In Ayurvedic texts, the ancient Indian medical tradition glorifies red rice as one of the best types of rice because it is low-glycemic index and balancing for everybody. It cooks in only 20 minutes. Black rice (or forbidden rice) originated in ancient China, where it was known as ‘longevity rice’ and reserved for the emperors. Both rices serve as an excellent source of minerals.
One of my teachers, Divya Alter, shares this recipe in her cookbook What To Eat For How You Feel. I made a few modifications – less salt and omitting the cashews as a garnish. Divya made her own Ayurvedic modifications after being inspired by the authors of Green Kitchen Travels.
Mise en place
Recipe (serves 4)
¼ cup black rice - rinsed, soaked for 30 minutes and drained
¾ cup red rice - rinsed, soaked for 30 minutes and drained
1 tsp salt
1 tbsp ghee/sesame or coconut oil
1 tbsp thinly julienned fresh ginger
1 tsp ground coriander
1 large carrot, cut into ¼-inch wide and 2-inch long strips
2 celery sticks, thinly sliced
1 head baby bok choy or spinach – 1 cup full
¼ tsp freshly ground black pepper
Optional: small pinch of hing (asafoetida)
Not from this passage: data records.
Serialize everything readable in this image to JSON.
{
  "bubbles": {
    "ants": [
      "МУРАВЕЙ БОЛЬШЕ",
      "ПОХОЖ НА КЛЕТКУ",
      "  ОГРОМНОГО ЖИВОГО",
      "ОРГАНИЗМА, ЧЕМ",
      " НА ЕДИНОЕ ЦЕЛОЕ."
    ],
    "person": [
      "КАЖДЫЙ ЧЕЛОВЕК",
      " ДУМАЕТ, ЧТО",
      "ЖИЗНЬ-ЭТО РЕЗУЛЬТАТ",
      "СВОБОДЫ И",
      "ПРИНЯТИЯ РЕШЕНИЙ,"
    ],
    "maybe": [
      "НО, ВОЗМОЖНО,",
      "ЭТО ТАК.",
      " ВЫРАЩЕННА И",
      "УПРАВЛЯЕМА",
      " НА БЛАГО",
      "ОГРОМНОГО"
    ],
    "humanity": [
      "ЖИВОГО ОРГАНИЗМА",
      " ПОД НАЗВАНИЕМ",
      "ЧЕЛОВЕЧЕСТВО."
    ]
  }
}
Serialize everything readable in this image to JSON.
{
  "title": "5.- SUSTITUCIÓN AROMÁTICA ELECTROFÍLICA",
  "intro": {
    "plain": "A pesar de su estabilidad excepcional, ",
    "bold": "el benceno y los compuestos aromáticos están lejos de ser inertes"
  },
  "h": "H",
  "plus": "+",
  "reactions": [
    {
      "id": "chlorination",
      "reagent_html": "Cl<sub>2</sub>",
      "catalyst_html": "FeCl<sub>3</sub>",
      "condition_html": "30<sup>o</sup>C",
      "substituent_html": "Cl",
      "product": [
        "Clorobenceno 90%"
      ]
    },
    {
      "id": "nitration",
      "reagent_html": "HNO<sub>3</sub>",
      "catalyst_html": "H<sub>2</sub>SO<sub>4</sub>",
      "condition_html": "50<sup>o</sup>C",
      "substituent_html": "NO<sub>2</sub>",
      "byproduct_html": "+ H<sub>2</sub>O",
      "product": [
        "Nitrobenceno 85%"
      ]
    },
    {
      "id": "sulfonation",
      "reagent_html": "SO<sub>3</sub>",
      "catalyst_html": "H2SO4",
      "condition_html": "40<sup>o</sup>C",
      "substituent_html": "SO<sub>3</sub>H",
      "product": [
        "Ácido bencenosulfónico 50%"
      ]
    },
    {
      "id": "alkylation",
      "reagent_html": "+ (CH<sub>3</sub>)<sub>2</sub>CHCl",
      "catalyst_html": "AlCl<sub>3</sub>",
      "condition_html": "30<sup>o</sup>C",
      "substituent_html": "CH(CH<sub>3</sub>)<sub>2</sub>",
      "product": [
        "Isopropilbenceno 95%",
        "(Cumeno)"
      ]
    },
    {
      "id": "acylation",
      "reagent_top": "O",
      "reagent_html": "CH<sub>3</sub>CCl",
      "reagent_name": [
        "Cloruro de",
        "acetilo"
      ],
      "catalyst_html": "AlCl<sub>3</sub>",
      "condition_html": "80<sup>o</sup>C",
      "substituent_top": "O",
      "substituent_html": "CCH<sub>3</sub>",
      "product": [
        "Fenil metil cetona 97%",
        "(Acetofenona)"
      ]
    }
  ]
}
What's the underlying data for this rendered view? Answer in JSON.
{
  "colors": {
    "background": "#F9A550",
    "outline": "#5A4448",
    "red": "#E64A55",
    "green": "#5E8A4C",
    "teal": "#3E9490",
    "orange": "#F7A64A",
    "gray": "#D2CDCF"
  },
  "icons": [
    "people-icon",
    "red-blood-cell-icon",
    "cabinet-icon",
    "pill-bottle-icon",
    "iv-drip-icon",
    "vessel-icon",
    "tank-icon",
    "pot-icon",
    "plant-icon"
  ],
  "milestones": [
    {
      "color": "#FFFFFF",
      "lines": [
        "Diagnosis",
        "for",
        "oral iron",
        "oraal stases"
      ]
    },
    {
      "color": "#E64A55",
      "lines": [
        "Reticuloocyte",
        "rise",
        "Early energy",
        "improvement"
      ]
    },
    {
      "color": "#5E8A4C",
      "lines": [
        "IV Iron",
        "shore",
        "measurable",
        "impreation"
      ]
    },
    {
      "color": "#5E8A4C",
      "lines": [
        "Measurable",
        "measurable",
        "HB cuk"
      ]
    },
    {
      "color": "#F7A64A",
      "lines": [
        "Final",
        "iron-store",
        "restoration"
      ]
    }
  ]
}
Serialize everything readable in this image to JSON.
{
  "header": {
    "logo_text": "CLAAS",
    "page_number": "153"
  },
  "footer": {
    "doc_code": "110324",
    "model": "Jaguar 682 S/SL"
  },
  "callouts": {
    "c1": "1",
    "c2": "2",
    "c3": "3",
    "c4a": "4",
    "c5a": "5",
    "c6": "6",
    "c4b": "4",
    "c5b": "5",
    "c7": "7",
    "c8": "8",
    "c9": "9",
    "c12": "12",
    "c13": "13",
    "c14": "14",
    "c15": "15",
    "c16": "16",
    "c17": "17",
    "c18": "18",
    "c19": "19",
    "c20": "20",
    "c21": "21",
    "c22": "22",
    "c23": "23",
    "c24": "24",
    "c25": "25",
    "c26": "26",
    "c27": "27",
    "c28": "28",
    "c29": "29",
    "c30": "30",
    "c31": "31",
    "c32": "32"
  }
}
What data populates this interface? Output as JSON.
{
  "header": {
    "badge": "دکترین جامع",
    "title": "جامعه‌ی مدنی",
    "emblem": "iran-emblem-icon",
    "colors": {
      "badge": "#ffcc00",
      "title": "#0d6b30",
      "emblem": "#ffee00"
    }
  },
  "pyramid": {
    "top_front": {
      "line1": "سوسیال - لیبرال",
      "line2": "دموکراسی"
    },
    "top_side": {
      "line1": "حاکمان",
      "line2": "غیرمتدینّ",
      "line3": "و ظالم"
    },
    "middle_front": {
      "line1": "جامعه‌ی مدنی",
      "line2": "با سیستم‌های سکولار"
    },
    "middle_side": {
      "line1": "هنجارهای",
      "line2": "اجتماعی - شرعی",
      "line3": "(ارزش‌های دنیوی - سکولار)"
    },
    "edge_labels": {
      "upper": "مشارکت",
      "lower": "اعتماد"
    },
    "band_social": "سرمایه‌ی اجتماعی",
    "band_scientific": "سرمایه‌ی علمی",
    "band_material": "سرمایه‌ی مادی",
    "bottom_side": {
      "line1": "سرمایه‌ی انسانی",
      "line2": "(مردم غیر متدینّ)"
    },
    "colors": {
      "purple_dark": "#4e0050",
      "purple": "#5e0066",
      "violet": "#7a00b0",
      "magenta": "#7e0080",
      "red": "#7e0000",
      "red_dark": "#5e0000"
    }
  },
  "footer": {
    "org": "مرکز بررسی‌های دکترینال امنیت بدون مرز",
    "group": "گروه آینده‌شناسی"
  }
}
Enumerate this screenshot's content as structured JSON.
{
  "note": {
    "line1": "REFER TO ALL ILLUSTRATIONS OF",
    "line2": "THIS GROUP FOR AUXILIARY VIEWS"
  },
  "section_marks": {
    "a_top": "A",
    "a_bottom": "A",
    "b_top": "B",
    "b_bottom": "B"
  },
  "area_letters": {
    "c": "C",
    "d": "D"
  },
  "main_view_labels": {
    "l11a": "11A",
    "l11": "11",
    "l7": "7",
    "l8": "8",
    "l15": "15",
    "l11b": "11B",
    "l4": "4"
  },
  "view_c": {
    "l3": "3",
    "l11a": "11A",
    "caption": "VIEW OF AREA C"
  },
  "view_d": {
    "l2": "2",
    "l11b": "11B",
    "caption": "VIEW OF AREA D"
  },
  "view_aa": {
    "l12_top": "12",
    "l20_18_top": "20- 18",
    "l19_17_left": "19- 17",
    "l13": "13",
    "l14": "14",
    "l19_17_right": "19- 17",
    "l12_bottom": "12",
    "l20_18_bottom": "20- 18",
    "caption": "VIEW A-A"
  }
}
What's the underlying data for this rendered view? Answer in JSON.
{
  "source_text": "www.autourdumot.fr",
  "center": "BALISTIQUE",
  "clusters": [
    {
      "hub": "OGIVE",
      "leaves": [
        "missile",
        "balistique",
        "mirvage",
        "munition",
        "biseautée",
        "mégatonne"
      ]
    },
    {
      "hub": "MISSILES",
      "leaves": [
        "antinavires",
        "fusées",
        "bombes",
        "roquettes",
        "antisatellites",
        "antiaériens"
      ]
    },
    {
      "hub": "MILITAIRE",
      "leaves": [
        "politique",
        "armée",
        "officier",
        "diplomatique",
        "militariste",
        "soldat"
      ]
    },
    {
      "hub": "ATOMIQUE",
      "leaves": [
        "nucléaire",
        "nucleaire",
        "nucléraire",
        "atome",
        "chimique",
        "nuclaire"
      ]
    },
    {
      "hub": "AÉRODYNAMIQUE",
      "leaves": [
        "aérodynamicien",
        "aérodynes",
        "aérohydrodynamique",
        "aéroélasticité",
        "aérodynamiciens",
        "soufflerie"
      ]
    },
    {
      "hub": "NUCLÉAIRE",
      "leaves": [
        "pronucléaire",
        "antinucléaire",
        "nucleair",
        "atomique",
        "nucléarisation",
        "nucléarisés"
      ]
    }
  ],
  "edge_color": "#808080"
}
Garnish: small handful fresh basil leaves, torn into pieces
Soaking my red and black rices for 30 minutes – rinse and drain
The rices cook separately to preserve their gorgeous colors – food is art
Instructions
Combine the black rice with 1 ½ cups of water and ¼ tsp salt. Bring to a boil over medium-high heat, then lower the heat, cover, and simmer for 30-40 minutes until the grains are soft. Drain any excess water and set aside uncovered for 5 minutes until grains firm up, then fluff with a fork
In another small saucepan, combine the red rice with 2 cups of water and ¾ tsp salt. Bring to a simmer over medium-high heat, then lower the heat, cover, and simmer for 20 minutes, or until the grains are soft. Drain any excess water and set aside uncovered for 5 minutes to let the grains firm up. Fluff with fork
While the rice is cooking, heat 1 tbsp ghee in a wok or skillet over high heat. Add the ginger and crisp it for 15 seconds, then add the following ingredients in consecutive order: coriander, hing (optional), ½ tsp salt, carrot, celery, and bok choy or spinach
Stir-fry for 5-10 minutes, until the vegetables are crisp, tender, and slightly browned in parts
Cover the pan with a lid for the last 3 minutes to speed up the cooking and season with pepper
Add the cooked black rice and red rice, reduce heat to medium-high, and stir-fry for another 3-4 minutes, until the grains are warmed through
Genia’s Spoon Me Tips
Cooking the red and black rices separately preserves their distinct colors when you add them to the larger dish. If you cook them together, the black rice will overpower the red rice. I made the hing (asafoetida in English) ingredient optional – a little goes a long way, but worth exploring. Hing, which comes from Afghanistan and Iran, creates a unique taste and aroma. “The taste can be shocking for a western palette,” says Kate O’Donnell, author of The Everyday Ayurveda Cookbook. She offers it as an optional spice in her recipes.
You can serve the rice with sautéed leafy greens, broccoli rabe, and cauliflower – these are all great ways to add more greens into your diet.